Silver award: Matava, Fiji
Matava Eco Resort on Fiji describes itself as 'Fiji Untouched'. In fact, in the case of local communities, Matava actually touches the lives of many people on Fiji. Because this prestigious resort, with its already impressively light environmental footprint, sources everything locally. And if they can't, they grow it on their own organic farm. With the exception of things like PADI diving administration, and flights, if they can't get it in Fiji, it just doesn't feature. So if it's Moet you are after, best keep moving. If it's Fijian quality you enjoy, Matava is a marvel.
So many accommodations say they source locally, but usually it is tokenistic. The jam at the breakfast table or herbs tossed through an imported salad. But Matava, on the remote, undeveloped Kadavu Island, is the main employer, and with small Fijian villages along its mangrove coastline already experts in subsistence living, through farming and fishing, they knew that they had to make their local sourcing sustainable. And they have done it. With ten traditional thatched Fijian bures accommodating24 guests, they have no TV's, minibars, Italian designer furniture and so on. Madava is blessed with a spring source for water, which helps, but their work with local communities has stretched to creating a seed bank, and training people to grow new crops that can be used at the resort. Even their aluminium diving boats and skiffs were designed and built in Fiji, as are the lifejackets. The only main commodity which has to be imported is petrol for the boat engines, but they do also use bio-diesel made locally from coconuts to run the dive compressor. So, in short, if they can't source it locally they don't use it. Because they think inside their box, not outside it. Consequently, this beautiful box overfloweth.

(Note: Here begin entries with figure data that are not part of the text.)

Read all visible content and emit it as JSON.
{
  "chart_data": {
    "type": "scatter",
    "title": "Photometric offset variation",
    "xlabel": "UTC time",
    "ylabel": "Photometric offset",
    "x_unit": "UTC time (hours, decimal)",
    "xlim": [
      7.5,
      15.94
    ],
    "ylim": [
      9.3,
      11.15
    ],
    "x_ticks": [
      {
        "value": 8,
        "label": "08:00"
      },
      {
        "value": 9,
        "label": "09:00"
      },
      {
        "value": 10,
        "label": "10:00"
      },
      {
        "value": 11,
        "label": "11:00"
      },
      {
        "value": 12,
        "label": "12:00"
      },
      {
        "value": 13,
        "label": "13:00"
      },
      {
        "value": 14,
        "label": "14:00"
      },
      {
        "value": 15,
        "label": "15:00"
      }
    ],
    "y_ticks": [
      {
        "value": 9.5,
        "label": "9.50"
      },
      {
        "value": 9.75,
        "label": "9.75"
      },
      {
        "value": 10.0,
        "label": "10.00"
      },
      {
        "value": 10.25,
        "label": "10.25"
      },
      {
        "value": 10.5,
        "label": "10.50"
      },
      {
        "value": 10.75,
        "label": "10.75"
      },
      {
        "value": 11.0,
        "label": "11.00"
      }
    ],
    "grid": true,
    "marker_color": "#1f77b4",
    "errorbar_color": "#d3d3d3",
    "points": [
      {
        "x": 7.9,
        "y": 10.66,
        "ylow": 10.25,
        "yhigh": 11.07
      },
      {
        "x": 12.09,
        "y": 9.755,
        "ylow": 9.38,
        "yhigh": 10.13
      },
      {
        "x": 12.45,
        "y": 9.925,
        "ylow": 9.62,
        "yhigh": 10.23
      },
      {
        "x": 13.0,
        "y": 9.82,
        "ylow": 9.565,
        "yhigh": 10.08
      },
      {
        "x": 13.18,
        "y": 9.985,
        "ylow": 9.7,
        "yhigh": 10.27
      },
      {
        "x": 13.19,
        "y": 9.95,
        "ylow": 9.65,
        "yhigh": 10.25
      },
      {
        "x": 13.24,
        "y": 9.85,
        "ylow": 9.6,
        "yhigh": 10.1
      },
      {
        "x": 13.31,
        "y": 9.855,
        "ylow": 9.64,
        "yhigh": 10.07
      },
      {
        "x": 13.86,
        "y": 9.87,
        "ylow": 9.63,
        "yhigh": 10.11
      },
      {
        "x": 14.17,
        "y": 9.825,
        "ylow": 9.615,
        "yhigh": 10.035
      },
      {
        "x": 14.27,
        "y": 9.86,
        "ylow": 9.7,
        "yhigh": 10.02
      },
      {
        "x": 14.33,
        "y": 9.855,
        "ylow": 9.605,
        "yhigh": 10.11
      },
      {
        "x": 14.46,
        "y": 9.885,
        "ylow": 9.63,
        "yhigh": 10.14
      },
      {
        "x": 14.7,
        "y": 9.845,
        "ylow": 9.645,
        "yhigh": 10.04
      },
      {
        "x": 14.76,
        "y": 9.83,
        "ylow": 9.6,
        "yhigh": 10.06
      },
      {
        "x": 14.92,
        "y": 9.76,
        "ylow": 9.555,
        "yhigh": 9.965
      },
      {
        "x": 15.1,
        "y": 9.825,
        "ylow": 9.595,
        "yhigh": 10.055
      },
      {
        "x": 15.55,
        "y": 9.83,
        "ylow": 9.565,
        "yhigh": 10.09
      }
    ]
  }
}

Silver award: Shangri-La's Villingili Resort & Spa
When a five star luxury resort opened on the Maldives' Addu Atoll, it proved quite a challenge for farmers and fishermen on this island. But Shangri- La's expertise in sustainability led to a five star strategy to solve the issues as best they could. Best being a nine fold increase in what they buy locally between 2013-2015, and a lot of local people returning home to work there.
Shangri-La's Villingili Resort & Spa resort is 541 kilometres away from the capital city, Malé, and so on so many levels it makes sense for them to hire people and source produce locally. As well as encouraging farmers to grow new crops, or fishermen to fish sustainably, the resort initiated the creation of Addu-Meedhoo Cooperative Society, a partnership with local farmers from neighbouring Meedhoo island in 2010. Since then it has attracted 140 farmers, many of whom are women, who sell back to the resort as well as a market on Meedhoo.
In addition, the resort has helped finance four greenhouses to support these farmers' dedication to diversification and development. We think, at Responsible Travel, that this is fine example of luxury resorts, where often the default status is to import and then import some more, is highly replicable, in terms of creating sustainable living for small communities. Not through tokenistic buying of craft work and the odd pot of jam, or charity donations to simply build a school, but through long term investment in farming and fishing. They also employ a high percentage of personnel from the island, over 20 of whom are trained to management level, so that islanders can sustain a future for themselves and their children on these remote atolls.